"I actually haven't played against or with many of these guys before. But those guys are great hitters, good defenders, and I know I'm watching them just like everybody else."
'Those guys' include Rockies prospect Ian Stewart, Jeff Zimmerman from the Nationals, and the Braves' Andy LaRoche, but the list doesn't stop there. In fact there are so many good third baseman at least one, the Royals Alex Gordon, is playing first base in the Arizona Fall League. Regardless, Hanson doesn't worry about who better and who's best, he looks at the competition as a good thing.
"I can learn from all of the guys on my team, and not just them, I can learn from the guys on other squads too. You watch these guys hit, the way they prepare, the angles they take on balls, their footwork. I can learn from everybody out here."

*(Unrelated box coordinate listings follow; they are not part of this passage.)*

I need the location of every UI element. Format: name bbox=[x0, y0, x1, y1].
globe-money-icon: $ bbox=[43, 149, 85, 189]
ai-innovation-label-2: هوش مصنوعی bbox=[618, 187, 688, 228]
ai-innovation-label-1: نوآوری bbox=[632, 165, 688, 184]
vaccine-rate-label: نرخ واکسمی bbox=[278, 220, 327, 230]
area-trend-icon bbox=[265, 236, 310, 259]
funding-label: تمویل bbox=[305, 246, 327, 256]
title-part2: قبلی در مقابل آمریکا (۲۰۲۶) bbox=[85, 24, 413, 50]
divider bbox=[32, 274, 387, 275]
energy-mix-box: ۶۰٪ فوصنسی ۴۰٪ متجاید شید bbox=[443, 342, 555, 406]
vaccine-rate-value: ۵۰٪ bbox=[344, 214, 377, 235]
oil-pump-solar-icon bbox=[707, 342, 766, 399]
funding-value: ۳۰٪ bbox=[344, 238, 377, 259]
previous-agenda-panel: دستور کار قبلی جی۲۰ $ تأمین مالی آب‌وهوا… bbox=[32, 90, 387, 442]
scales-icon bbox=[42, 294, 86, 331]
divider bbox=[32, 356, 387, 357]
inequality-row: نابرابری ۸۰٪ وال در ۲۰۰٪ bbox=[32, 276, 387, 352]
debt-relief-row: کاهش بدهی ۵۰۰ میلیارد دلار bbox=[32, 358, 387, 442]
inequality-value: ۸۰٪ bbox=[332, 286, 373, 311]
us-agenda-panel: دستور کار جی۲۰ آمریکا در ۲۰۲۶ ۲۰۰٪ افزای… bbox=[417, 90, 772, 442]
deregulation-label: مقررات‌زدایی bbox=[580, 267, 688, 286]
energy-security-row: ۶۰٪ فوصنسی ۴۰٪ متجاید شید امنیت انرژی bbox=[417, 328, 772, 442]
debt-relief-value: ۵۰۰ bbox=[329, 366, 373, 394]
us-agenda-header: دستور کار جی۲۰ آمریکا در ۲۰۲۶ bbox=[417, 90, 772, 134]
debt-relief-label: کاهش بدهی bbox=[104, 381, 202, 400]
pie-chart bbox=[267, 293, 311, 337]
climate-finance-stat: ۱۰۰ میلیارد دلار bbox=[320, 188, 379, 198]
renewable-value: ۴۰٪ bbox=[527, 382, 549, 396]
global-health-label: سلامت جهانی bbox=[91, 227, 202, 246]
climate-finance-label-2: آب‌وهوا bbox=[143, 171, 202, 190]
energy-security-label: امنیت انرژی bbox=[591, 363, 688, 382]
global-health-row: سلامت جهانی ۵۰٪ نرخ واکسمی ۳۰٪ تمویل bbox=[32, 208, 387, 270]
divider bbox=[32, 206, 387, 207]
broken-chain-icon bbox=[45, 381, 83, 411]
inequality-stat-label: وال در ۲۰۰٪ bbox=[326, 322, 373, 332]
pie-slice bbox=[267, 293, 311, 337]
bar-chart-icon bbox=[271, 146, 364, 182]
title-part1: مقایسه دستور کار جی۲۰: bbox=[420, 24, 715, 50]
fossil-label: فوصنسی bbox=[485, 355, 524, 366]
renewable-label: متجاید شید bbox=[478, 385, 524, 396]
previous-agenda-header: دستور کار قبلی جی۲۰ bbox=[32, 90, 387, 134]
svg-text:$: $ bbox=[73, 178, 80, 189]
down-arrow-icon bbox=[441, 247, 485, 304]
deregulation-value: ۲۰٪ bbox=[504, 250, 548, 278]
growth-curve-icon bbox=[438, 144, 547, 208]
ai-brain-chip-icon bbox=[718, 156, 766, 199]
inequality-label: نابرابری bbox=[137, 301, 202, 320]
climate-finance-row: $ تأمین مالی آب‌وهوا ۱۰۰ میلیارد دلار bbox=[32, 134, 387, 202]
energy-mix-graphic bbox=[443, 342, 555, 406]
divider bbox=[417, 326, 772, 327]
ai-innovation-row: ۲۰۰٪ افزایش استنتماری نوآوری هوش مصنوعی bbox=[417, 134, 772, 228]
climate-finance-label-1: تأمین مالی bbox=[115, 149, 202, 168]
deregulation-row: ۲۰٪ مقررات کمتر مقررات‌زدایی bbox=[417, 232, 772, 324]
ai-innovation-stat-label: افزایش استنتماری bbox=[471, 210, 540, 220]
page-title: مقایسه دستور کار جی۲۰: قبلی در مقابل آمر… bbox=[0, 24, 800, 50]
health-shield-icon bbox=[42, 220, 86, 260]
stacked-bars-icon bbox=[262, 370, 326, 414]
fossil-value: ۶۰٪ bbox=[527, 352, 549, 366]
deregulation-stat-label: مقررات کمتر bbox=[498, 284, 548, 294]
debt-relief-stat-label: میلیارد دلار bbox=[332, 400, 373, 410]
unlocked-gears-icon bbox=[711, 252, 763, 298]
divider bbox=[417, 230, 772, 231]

Hanson isn't just watching the third basemen either. Regularly regarded as the best defensive infielder in the Cardinals' system, since being drafted in the ninth round of the 2002 draft he's played shortstop and second base as well. The move to second happened just before the 2004 season, and appeared to be the Cardinals way of fast tracking Hanson, who was blocked at third by Scott Rolen. As good an idea as it might have been, Hanson worked almost exclusively at third in '05, and is seeing all his work in the AFL at third base. With Rolen spending significant time on the disabled list the last two seasons, it suddenly appears that Hanson might not be 'blocked' for too much longer after all.
Of course, the move to second base might also have had something to do with Hanson's bat. In 2003 Hanson had his most productive minor league season, hitting .277, but after hitting just nine home runs and striking out more than 100 times in 527 at bats, his status as a top flight corner infield prospect was hurting. A move to second took figured to take some of the pressure off, but a broken ankle he suffered sliding into second base ended his 2004 season long before the final results were in.
"I don't really have a preference as to whether I play second or third, whichever way is going to move me up faster," Hanson says after taking ground balls at third during warm ups, "I'm probably more comfortable at third, because that's the way I came up. I've only played 57 games at second, but I was making the adjustment, and I think I could still if that's where they want me."
In 2005 Hanson was moved back to third base, and responded with corner infielder offensive production. His .284/20/97 season put to rest questions about his power potential, but where did it come from?
"I got into a real good workout routine when I was rehabbing the ankle. My rehab guy was big into 'core strength' and showing me how I could get to balls quicker. I came back really strong, feeling really good, and I think there's something to be said for simply getting older and getting better."
But don't think for a second that Hanson feels like he's proven himself.
"The Cardinals didn't really give me anything specific to work on [in the AFL], so I'm going to continue doing the things I've been working on all season long. I was kind of shaky in the field this year, and I think my feet just got a little off because of the injury, so I'm working hard on my footwork, and trying to have good at bats."
The problem is, in this league 'good at bats' aren't necessarily enough to get you noticed.
"Yeah, it really seemed like everybody was hot that first week," Hanson smiles, "Brandon Wood, Howie Kendrick and Kendry Morales were all just crushing the ball, everybody seemed to be hitting the ball out every time they came up."
And then Travis Hanson does something so unexpected, he even seems to surprise himself. He admits the hot start of his teammates might have affected him.
"Honestly I might have been over-swinging a little that first week," Hanson says with shrug, "because those guys are hitting so well and you just want to be part of that party. I'm not sure you would call it pressure, but you're down here, and you know the ball carries, you know the air is dry, and I think it was just natural to maybe be trying to do too much."
It's a level of honesty most of the prospects in the AFL rarely show. Or is it? A quick look at the stats doesn't really support Hanson's statements. During the first week of the AFL, Hanson was 10-21 with a double, a triple, and two walks against six strikeouts. If that's trying to do too much, what happens when he relaxes and plays within himself?